Monday, June 06, 2005

WHAT DOES APPLE HAVE IN COMMON WITH THE NEW YORK TIMES?

Apple, in this context, being the fruit-themed offsprog of Chris Martin and Gwyneth Paltrow, of course. Well, it turns out neither really thinks that much of Coldplay. Chris Martin reckons his kid prefers Sigur Ros to his own band - which is being taken by scientists as valuable evidence that bedwetting isn't a hereditry problem...

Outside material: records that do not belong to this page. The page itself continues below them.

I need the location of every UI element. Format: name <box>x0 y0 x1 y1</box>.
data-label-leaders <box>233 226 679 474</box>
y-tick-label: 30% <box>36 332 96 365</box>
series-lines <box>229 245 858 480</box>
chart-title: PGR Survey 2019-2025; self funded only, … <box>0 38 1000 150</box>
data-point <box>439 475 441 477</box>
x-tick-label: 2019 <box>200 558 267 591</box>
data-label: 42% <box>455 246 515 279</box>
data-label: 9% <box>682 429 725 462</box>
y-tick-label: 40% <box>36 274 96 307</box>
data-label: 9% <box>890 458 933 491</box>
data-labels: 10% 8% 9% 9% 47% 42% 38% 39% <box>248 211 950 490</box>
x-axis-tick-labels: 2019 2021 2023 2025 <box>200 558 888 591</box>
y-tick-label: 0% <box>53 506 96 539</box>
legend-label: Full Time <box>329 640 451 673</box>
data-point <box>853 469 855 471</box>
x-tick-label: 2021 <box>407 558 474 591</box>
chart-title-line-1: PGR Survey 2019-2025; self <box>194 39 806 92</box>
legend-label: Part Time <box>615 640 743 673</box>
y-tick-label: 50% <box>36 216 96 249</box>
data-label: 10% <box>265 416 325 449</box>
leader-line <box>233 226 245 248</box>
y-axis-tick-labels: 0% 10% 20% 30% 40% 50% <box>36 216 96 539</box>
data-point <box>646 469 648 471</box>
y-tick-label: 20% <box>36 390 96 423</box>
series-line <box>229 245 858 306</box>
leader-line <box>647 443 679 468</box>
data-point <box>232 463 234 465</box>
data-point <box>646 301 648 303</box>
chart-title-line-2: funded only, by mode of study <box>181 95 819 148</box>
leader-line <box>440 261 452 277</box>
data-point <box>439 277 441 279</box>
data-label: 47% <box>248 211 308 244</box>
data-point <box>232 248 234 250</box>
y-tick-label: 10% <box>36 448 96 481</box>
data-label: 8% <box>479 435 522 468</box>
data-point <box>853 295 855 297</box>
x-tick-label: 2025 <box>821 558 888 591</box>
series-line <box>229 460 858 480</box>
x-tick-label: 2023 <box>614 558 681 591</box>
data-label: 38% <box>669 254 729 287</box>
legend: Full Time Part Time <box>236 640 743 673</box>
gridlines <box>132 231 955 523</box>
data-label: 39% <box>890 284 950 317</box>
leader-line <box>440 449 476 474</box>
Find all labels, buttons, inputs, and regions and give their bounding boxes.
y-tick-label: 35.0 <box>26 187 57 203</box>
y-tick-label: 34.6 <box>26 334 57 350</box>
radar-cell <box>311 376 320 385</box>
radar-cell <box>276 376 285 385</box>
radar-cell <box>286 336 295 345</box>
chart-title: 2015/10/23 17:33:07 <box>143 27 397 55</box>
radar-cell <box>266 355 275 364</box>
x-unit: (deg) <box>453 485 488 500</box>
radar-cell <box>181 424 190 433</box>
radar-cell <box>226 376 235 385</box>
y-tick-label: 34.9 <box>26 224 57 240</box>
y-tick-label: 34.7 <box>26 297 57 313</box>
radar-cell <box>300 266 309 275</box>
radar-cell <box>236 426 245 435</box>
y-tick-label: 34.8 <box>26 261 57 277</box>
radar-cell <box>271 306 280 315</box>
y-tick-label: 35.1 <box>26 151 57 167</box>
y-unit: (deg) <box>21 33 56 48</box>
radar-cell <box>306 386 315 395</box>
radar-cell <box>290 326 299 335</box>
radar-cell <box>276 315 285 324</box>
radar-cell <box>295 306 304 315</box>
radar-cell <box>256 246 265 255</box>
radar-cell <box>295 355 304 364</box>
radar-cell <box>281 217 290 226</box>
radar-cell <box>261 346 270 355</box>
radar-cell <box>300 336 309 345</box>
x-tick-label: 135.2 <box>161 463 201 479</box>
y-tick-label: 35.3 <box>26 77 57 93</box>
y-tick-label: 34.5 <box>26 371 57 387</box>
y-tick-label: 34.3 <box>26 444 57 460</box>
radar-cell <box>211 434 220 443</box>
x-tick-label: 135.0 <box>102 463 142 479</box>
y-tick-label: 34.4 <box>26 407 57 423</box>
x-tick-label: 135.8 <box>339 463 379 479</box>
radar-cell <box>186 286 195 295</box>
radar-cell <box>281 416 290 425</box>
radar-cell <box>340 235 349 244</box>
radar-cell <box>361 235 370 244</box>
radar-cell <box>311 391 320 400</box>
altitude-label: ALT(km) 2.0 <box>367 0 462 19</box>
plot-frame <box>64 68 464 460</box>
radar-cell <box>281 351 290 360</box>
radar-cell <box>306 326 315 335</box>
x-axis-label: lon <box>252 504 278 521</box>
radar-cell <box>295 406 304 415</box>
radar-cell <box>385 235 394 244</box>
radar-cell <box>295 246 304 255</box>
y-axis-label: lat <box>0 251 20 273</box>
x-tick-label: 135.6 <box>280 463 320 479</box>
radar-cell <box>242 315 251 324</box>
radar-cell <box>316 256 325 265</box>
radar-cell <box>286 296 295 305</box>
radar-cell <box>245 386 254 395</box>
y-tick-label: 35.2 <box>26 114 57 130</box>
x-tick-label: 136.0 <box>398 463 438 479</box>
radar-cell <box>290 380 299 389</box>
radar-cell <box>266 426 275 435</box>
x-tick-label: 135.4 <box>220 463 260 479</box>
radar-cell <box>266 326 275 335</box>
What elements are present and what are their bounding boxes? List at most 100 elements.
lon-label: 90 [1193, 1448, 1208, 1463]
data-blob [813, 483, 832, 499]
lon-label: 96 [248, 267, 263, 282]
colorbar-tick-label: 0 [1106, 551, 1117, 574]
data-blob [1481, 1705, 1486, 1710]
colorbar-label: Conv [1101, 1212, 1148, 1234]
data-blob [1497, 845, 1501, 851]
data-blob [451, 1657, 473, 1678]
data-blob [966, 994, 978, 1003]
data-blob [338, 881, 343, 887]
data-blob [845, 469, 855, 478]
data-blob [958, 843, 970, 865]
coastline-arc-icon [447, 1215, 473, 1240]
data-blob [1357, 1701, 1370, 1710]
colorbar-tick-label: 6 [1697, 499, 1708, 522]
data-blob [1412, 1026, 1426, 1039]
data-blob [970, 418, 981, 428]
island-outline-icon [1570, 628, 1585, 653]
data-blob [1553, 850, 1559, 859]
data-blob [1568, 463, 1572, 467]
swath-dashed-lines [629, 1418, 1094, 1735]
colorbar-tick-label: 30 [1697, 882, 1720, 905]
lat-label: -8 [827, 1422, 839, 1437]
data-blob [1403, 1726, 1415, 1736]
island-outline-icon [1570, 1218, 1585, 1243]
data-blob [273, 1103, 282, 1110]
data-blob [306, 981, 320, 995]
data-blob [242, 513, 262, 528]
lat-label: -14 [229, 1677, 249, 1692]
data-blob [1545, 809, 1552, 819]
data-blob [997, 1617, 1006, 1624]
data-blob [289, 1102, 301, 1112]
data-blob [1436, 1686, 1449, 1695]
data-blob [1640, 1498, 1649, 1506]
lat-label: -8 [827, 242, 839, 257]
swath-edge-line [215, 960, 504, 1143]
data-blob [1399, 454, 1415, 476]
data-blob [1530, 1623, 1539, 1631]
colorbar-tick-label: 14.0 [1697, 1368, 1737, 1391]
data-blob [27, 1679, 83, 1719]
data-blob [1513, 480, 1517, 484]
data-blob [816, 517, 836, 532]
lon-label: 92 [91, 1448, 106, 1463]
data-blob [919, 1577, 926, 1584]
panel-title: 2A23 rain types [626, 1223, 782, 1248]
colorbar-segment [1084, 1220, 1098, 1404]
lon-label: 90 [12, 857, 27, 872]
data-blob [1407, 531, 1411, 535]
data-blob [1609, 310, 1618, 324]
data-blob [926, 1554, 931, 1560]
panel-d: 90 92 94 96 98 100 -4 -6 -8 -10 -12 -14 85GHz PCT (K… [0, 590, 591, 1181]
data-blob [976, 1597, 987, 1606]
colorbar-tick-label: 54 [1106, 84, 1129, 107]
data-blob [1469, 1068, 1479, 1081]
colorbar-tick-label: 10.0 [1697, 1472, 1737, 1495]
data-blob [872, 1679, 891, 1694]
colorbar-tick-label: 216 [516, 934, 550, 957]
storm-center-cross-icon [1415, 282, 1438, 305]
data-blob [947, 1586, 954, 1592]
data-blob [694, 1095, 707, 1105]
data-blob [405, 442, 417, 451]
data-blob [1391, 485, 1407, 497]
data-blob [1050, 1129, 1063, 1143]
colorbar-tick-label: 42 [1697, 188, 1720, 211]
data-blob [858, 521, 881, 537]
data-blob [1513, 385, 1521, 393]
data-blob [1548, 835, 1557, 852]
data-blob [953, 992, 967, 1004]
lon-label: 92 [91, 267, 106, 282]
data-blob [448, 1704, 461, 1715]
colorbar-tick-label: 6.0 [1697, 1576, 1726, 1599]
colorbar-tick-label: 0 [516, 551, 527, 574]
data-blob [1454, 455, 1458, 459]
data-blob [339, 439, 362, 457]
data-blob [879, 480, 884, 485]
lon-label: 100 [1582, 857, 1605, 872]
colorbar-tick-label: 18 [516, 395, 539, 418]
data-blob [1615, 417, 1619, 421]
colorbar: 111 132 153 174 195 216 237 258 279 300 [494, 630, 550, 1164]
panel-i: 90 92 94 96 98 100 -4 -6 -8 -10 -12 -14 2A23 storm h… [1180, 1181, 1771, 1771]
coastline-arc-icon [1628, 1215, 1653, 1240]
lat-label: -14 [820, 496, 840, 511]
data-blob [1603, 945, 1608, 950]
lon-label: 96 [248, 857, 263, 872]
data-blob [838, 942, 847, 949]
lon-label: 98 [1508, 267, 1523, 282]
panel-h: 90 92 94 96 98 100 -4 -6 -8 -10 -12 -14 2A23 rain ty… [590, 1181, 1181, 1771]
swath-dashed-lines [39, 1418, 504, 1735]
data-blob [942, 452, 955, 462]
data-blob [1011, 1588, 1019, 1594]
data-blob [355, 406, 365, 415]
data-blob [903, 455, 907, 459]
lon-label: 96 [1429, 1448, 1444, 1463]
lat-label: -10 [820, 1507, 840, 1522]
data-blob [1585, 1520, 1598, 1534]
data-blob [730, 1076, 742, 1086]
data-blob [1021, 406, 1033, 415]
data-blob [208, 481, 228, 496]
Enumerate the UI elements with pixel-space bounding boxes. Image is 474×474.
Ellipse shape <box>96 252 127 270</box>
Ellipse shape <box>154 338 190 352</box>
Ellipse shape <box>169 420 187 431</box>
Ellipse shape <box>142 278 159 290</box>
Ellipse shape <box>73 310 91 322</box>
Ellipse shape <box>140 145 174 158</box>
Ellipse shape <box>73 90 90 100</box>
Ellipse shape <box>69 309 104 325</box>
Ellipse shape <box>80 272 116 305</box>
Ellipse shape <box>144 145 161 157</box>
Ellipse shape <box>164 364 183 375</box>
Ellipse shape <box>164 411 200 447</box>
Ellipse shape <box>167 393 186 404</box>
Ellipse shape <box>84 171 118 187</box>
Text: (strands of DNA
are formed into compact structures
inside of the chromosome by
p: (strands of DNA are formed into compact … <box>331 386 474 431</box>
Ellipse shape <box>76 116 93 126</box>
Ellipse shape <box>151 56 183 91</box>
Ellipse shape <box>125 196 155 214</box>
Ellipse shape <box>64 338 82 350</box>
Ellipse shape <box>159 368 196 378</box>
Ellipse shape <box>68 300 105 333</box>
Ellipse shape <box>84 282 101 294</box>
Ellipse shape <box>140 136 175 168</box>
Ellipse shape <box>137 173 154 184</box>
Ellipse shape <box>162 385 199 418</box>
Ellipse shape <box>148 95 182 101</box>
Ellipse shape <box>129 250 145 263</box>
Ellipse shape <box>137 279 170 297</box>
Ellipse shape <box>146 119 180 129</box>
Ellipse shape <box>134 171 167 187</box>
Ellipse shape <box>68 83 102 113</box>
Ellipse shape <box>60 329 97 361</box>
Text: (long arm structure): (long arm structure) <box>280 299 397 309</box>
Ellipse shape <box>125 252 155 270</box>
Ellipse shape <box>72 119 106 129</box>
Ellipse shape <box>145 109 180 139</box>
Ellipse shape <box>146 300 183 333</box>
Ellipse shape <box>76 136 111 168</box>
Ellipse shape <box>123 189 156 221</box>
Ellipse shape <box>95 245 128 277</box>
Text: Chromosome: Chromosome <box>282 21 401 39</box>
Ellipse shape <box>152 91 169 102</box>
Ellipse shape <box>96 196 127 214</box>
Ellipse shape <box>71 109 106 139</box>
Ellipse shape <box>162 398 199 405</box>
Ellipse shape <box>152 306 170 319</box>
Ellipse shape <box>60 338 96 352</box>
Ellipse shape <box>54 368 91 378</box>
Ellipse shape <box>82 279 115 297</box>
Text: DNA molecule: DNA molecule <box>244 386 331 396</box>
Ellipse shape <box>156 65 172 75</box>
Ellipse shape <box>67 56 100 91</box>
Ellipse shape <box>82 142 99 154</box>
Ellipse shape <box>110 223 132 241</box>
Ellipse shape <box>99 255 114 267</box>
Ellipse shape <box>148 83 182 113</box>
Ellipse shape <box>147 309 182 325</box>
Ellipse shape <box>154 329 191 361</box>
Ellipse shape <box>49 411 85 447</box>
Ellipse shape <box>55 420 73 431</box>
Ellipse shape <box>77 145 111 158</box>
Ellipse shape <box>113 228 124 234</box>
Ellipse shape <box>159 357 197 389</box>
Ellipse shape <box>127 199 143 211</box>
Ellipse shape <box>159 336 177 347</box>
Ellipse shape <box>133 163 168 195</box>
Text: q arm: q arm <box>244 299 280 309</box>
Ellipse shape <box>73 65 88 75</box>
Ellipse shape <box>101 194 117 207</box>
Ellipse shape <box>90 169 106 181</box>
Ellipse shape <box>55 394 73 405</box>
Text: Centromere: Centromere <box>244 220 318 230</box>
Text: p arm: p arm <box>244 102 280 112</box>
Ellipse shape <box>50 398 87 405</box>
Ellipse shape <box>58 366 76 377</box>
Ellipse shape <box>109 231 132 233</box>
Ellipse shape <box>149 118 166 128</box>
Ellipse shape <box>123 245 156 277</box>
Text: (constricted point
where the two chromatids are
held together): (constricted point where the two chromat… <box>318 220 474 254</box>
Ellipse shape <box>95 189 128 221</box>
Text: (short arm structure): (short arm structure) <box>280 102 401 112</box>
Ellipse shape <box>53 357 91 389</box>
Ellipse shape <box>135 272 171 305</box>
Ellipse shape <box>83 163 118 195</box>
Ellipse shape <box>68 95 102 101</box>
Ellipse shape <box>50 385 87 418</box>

Meanwhile... The New York Times gives Martin and co the kicking they probably need:

Clearly, Coldplay is beloved: by moony high school girls and their solace-seeking parents, by hip-hop producers who sample its rich instrumental sounds and by emo rockers who admire Chris Martin's heart-on-sleeve lyrics. The band emanates good intentions, from Mr. Martin's political statements to lyrics insisting on its own benevolence. Coldplay is admired by everyone - everyone except me.
[...]
all that sonic splendor orchestrates Mr. Martin's voice and lyrics. He places his melodies near the top of his range to sound more fragile, so the tunes straddle the break between his radiant tenor voice and his falsetto. As he hops between them - in what may be Coldplay's most annoying tic - he makes a sound somewhere between a yodel and a hiccup. And the lyrics can make me wish I didn't understand English. Coldplay's countless fans seem to take comfort when Mr. Martin sings lines like, "Is there anybody out there who / Is lost and hurt and lonely too," while a strummed acoustic guitar telegraphs his aching sincerity. Me, I hear a passive-aggressive blowhard, immoderately proud as he flaunts humility. "I feel low," he announces in the chorus of "Low," belied by the peak of a crescendo that couldn't be more triumphant about it.
[...]
But Coldplay follow-throughs are redundant; from the beginning, Coldplay has verged on self-parody. When he moans his verses, Mr. Martin can sound so sorry for himself that there's hardly room to sympathize for him, and when he's not mixing metaphors, he fearlessly slings clichés. "Are you lost or incomplete," Mr. Martin sings in "Talk," which won't be cited in any rhyming dictionaries. "Do you feel like a puzzle / you can't find your missing piece."
[...]
On previous albums, Mr. Martin sang mostly in the first person, confessing to private vulnerabilities. This time, he sings a lot about "you": a lover, a brother, a random acquaintance. He has a lot of pronouncements and advice for all of them: "You just want somebody listening to what you say," and "Every step that you take could be your biggest mistake," and "Maybe you'll get what you wanted, maybe you'll stumble upon it" and "You don't have to be alone." It's supposed to be compassionate, empathetic, magnanimous, inspirational. But when the music swells up once more with tremolo guitars and chiming keyboards, and Mr. Martin's voice breaks for the umpteenth time, it sounds like hokum to me.


John Pareles then goes on to steal Martin's cashcard and PIN number, and pees into the petrol tank on his 4x4.